Vollmond im September 2017

Der Vollmond fällt in diesem Jahr auf den 6. September. Um exakt 9.03 Uhr hat der Mond seine größte Ausprägung erreicht. Am 13. September ist der Mond der Erde am nächsten. Dann werden den Erdtrabanten nur noch 369.860 Kilometer von uns trennen. Im August wird der Vollmond übrigens als Fruchtmond, Erntemond und sogar Maismond bezeichnet. Die Namen charakterisieren den Monat meist nach typischen Kennzeichen der Natur, wie beispielsweise der Erntezeit.

Herbstviereck am Osthimmel erstrahlt

Hoch im Osten erkennt man das Pegasusquadrat. Es wird auch Herbstviereck genannt, da der Pegasus das Leitsternbild des Herbstes ist. An das Herbstviereck schließt sich die Sternenkette der Andromeda an. In ihr sieht man in dunkler, klarer Nacht fernab irdischer Beleuchtung ein blasses Lichtfleckchen, unsere Nachbarmilchstraße, die Andromedagalaxie. Mehr als 400 Milliarden, also 400.000 Millionen Sonnen leuchten in einer Entfernung von fast drei Millionen Lichtjahren.
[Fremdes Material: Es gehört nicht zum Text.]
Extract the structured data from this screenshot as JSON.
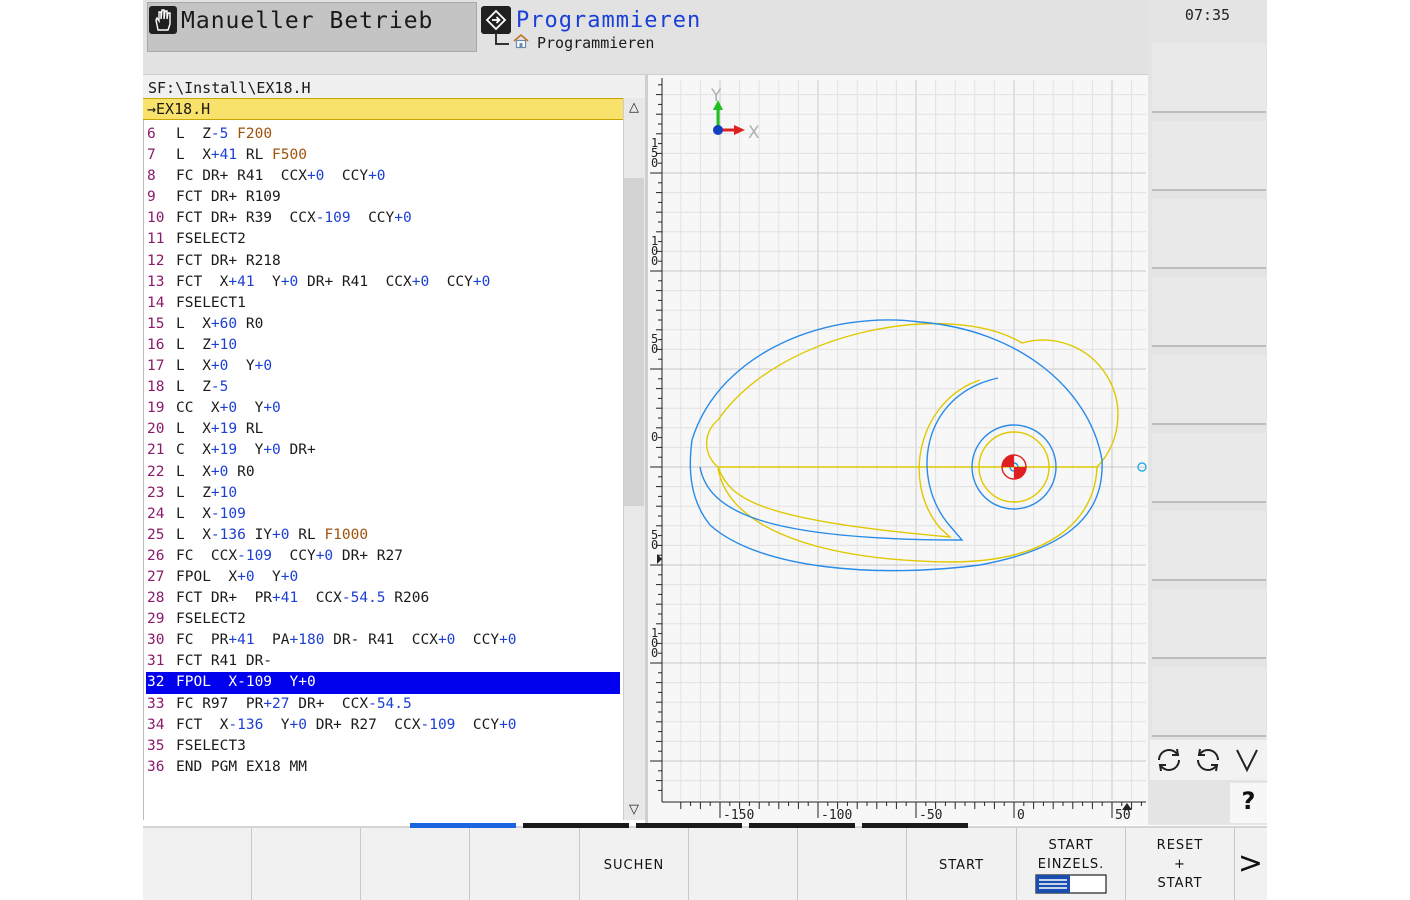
{
  "header": {
    "manual_mode": "Manueller Betrieb",
    "program_mode": "Programmieren",
    "program_submode": "Programmieren"
  },
  "clock": "07:35",
  "editor": {
    "path": "SF:\\Install\\EX18.H",
    "file": "→EX18.H",
    "lines": [
      {
        "no": "6",
        "text": "L  Z-5 F200"
      },
      {
        "no": "7",
        "text": "L  X+41 RL F500"
      },
      {
        "no": "8",
        "text": "FC DR+ R41  CCX+0  CCY+0"
      },
      {
        "no": "9",
        "text": "FCT DR+ R109"
      },
      {
        "no": "10",
        "text": "FCT DR+ R39  CCX-109  CCY+0"
      },
      {
        "no": "11",
        "text": "FSELECT2"
      },
      {
        "no": "12",
        "text": "FCT DR+ R218"
      },
      {
        "no": "13",
        "text": "FCT  X+41  Y+0 DR+ R41  CCX+0  CCY+0"
      },
      {
        "no": "14",
        "text": "FSELECT1"
      },
      {
        "no": "15",
        "text": "L  X+60 R0"
      },
      {
        "no": "16",
        "text": "L  Z+10"
      },
      {
        "no": "17",
        "text": "L  X+0  Y+0"
      },
      {
        "no": "18",
        "text": "L  Z-5"
      },
      {
        "no": "19",
        "text": "CC  X+0  Y+0"
      },
      {
        "no": "20",
        "text": "L  X+19 RL"
      },
      {
        "no": "21",
        "text": "C  X+19  Y+0 DR+"
      },
      {
        "no": "22",
        "text": "L  X+0 R0"
      },
      {
        "no": "23",
        "text": "L  Z+10"
      },
      {
        "no": "24",
        "text": "L  X-109"
      },
      {
        "no": "25",
        "text": "L  X-136 IY+0 RL F1000"
      },
      {
        "no": "26",
        "text": "FC  CCX-109  CCY+0 DR+ R27"
      },
      {
        "no": "27",
        "text": "FPOL  X+0  Y+0"
      },
      {
        "no": "28",
        "text": "FCT DR+  PR+41  CCX-54.5 R206"
      },
      {
        "no": "29",
        "text": "FSELECT2"
      },
      {
        "no": "30",
        "text": "FC  PR+41  PA+180 DR- R41  CCX+0  CCY+0"
      },
      {
        "no": "31",
        "text": "FCT R41 DR-"
      },
      {
        "no": "32",
        "text": "FPOL  X-109  Y+0"
      },
      {
        "no": "33",
        "text": "FC R97  PR+27 DR+  CCX-54.5"
      },
      {
        "no": "34",
        "text": "FCT  X-136  Y+0 DR+ R27  CCX-109  CCY+0"
      },
      {
        "no": "35",
        "text": "FSELECT3"
      },
      {
        "no": "36",
        "text": "END PGM EX18 MM"
      }
    ],
    "selected_line": "32"
  },
  "graphic": {
    "axis_x_label": "X",
    "axis_y_label": "Y",
    "x_ticks": [
      "-150",
      "-100",
      "-50",
      "0",
      "50"
    ],
    "y_ticks": [
      "150",
      "100",
      "50",
      "0",
      "50",
      "100"
    ],
    "contour_color": "#e0c800",
    "toolpath_color": "#2a8ae8"
  },
  "softkeys": {
    "suchen": "SUCHEN",
    "start": "START",
    "start_einzels_1": "START",
    "start_einzels_2": "EINZELS.",
    "reset_1": "RESET",
    "reset_2": "+",
    "reset_3": "START",
    "next": ">"
  },
  "side": {
    "help": "?"
  }
}
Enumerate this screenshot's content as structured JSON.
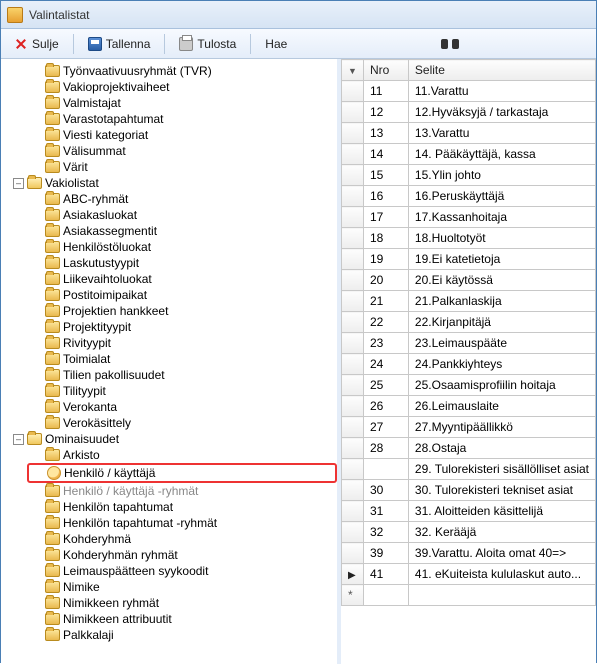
{
  "window": {
    "title": "Valintalistat"
  },
  "toolbar": {
    "close": "Sulje",
    "save": "Tallenna",
    "print": "Tulosta",
    "search": "Hae"
  },
  "tree": {
    "top_items": [
      "Työnvaativuusryhmät (TVR)",
      "Vakioprojektivaiheet",
      "Valmistajat",
      "Varastotapahtumat",
      "Viesti kategoriat",
      "Välisummat",
      "Värit"
    ],
    "vakiolistat": {
      "label": "Vakiolistat",
      "children": [
        "ABC-ryhmät",
        "Asiakasluokat",
        "Asiakassegmentit",
        "Henkilöstöluokat",
        "Laskutustyypit",
        "Liikevaihtoluokat",
        "Postitoimipaikat",
        "Projektien hankkeet",
        "Projektityypit",
        "Rivityypit",
        "Toimialat",
        "Tilien pakollisuudet",
        "Tilityypit",
        "Verokanta",
        "Verokäsittely"
      ]
    },
    "ominaisuudet": {
      "label": "Ominaisuudet",
      "children": [
        "Arkisto",
        "Henkilö / käyttäjä",
        "Henkilö / käyttäjä -ryhmät",
        "Henkilön tapahtumat",
        "Henkilön tapahtumat -ryhmät",
        "Kohderyhmä",
        "Kohderyhmän ryhmät",
        "Leimauspäätteen syykoodit",
        "Nimike",
        "Nimikkeen ryhmät",
        "Nimikkeen attribuutit",
        "Palkkalaji"
      ],
      "highlighted_index": 1
    }
  },
  "grid": {
    "columns": {
      "nro": "Nro",
      "selite": "Selite"
    },
    "rows": [
      {
        "nro": "11",
        "selite": "11.Varattu"
      },
      {
        "nro": "12",
        "selite": "12.Hyväksyjä / tarkastaja"
      },
      {
        "nro": "13",
        "selite": "13.Varattu"
      },
      {
        "nro": "14",
        "selite": "14. Pääkäyttäjä, kassa"
      },
      {
        "nro": "15",
        "selite": "15.Ylin johto"
      },
      {
        "nro": "16",
        "selite": "16.Peruskäyttäjä"
      },
      {
        "nro": "17",
        "selite": "17.Kassanhoitaja"
      },
      {
        "nro": "18",
        "selite": "18.Huoltotyöt"
      },
      {
        "nro": "19",
        "selite": "19.Ei katetietoja"
      },
      {
        "nro": "20",
        "selite": "20.Ei käytössä"
      },
      {
        "nro": "21",
        "selite": "21.Palkanlaskija"
      },
      {
        "nro": "22",
        "selite": "22.Kirjanpitäjä"
      },
      {
        "nro": "23",
        "selite": "23.Leimauspääte"
      },
      {
        "nro": "24",
        "selite": "24.Pankkiyhteys"
      },
      {
        "nro": "25",
        "selite": "25.Osaamisprofiilin hoitaja"
      },
      {
        "nro": "26",
        "selite": "26.Leimauslaite"
      },
      {
        "nro": "27",
        "selite": "27.Myyntipäällikkö"
      },
      {
        "nro": "28",
        "selite": "28.Ostaja"
      },
      {
        "nro": "",
        "selite": "29. Tulorekisteri sisällölliset asiat"
      },
      {
        "nro": "30",
        "selite": "30. Tulorekisteri tekniset asiat"
      },
      {
        "nro": "31",
        "selite": "31. Aloitteiden käsittelijä"
      },
      {
        "nro": "32",
        "selite": "32. Kerääjä"
      },
      {
        "nro": "39",
        "selite": "39.Varattu. Aloita omat 40=>"
      },
      {
        "nro": "41",
        "selite": "41. eKuiteista kululaskut auto...",
        "current": true
      }
    ]
  }
}
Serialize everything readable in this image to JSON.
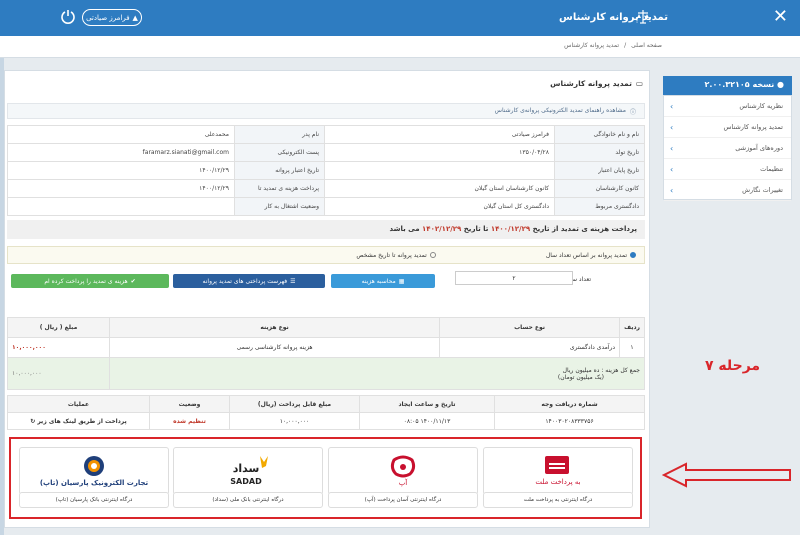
{
  "header": {
    "title": "تمدید پروانه کارشناس",
    "close_icon": "close-icon",
    "user_name": "فرامرز صیادتی",
    "power_icon": "power-icon"
  },
  "breadcrumb": [
    "صفحه اصلی",
    "تمدید پروانه کارشناس"
  ],
  "sidebar": {
    "header": "نسخه ۲.۰۰.۳۲۱۰۵",
    "items": [
      {
        "label": "نظریه کارشناس"
      },
      {
        "label": "تمدید پروانه کارشناس"
      },
      {
        "label": "دوره‌های آموزشی"
      },
      {
        "label": "تنظیمات"
      },
      {
        "label": "تغییرات نگارش"
      }
    ]
  },
  "main": {
    "title": "تمدید پروانه کارشناس",
    "guide": "مشاهده راهنمای تمدید الکترونیکی پروانه‌ی کارشناس",
    "info_rows": [
      {
        "l1": "نام و نام خانوادگی",
        "v1": "فرامرز صیادتی",
        "l2": "نام پدر",
        "v2": "محمدعلی"
      },
      {
        "l1": "تاریخ تولد",
        "v1": "۱۳۵۰/۰۴/۲۸",
        "l2": "پست الکترونیکی",
        "v2": "faramarz.sianati@gmail.com"
      },
      {
        "l1": "تاریخ پایان اعتبار",
        "v1": "",
        "l2": "تاریخ اعتبار پروانه",
        "v2": "۱۴۰۰/۱۲/۲۹"
      },
      {
        "l1": "کانون کارشناسان",
        "v1": "کانون کارشناسان استان گیلان",
        "l2": "پرداخت هزینه ی تمدید تا",
        "v2": "۱۴۰۰/۱۲/۲۹"
      },
      {
        "l1": "دادگستری مربوط",
        "v1": "دادگستری کل استان گیلان",
        "l2": "وضعیت اشتغال به کار",
        "v2": ""
      }
    ],
    "fee_notice": {
      "prefix": "پرداخت هزینه ی تمدید از تاریخ",
      "from": "۱۴۰۰/۱۲/۲۹",
      "mid": "تا تاریخ",
      "to": "۱۴۰۲/۱۲/۲۹",
      "suffix": "می باشد"
    },
    "options": {
      "by_years": "تمدید پروانه بر اساس تعداد سال",
      "to_date": "تمدید پروانه تا تاریخ مشخص"
    },
    "years_label": "تعداد سال تمدید",
    "years_value": "۲",
    "buttons": {
      "calc": "محاسبه هزینه",
      "list": "فهرست پرداختی های تمدید پروانه",
      "paid": "هزینه ی تمدید را پرداخت کرده ام"
    },
    "fee_table": {
      "headers": [
        "ردیف",
        "نوع حساب",
        "نوع هزینه",
        "مبلغ ( ریال )"
      ],
      "rows": [
        {
          "idx": "۱",
          "account": "درآمدی دادگستری",
          "type": "هزینه پروانه کارشناسی رسمی",
          "amount": "۱۰,۰۰۰,۰۰۰"
        }
      ],
      "total_label": "جمع کل هزینه :",
      "total_words": "ده میلیون ریال",
      "total_words2": "(یک میلیون تومان)",
      "total_amount": "۱۰,۰۰۰,۰۰۰"
    },
    "pay_table": {
      "headers": [
        "شماره دریافت وجه",
        "تاریخ و ساعت ایجاد",
        "مبلغ قابل پرداخت (ریال)",
        "وضعیت",
        "عملیات"
      ],
      "row": {
        "receipt": "۱۴۰۰۳۰۲۰۸۳۳۳۷۵۶",
        "created": "۱۴۰۰/۱۱/۱۳ ۰۸:۰۵",
        "amount": "۱۰,۰۰۰,۰۰۰",
        "status": "تنظیم شده",
        "ops": "پرداخت از طریق لینک های زیر"
      }
    },
    "gateways": [
      {
        "logo": "به پرداخت ملت",
        "label": "درگاه اینترنتی به پرداخت ملت"
      },
      {
        "logo": "آپ",
        "label": "درگاه اینترنتی آسان پرداخت (آپ)"
      },
      {
        "logo": "سداد",
        "logo2": "SADAD",
        "label": "درگاه اینترنتی بانک ملی (سداد)"
      },
      {
        "logo": "تجارت الکترونیک پارسیان (تاپ)",
        "label": "درگاه اینترنتی بانک پارسیان (تاپ)"
      }
    ]
  },
  "annotation": {
    "stage": "مرحله ۷",
    "color": "#d9252a"
  }
}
Tagundnachtgleiche (22.09.2017) markiert astronomischen Herbstanfang

Am 22. September überschreitet die Sonne den Himmelsäquator um 22.02 Uhr in südlicher Richtung, der Herbst beginnt. An diesem Tag sind Tag- und Nachtbogen der Sonne gleich groß, die Tagundnachtgleiche tritt ein. Da die Lufthülle der Erde durch Strahlenbrechung das Sonnenbild anhebt und außerdem Auf- und Untergang für den oberen Rand der Sonnenscheibe berechnet werden, tritt die eigentliche Tagundnachtgleiche erst drei Tage nach diesem sogenannten Herbstäquinoktium ein.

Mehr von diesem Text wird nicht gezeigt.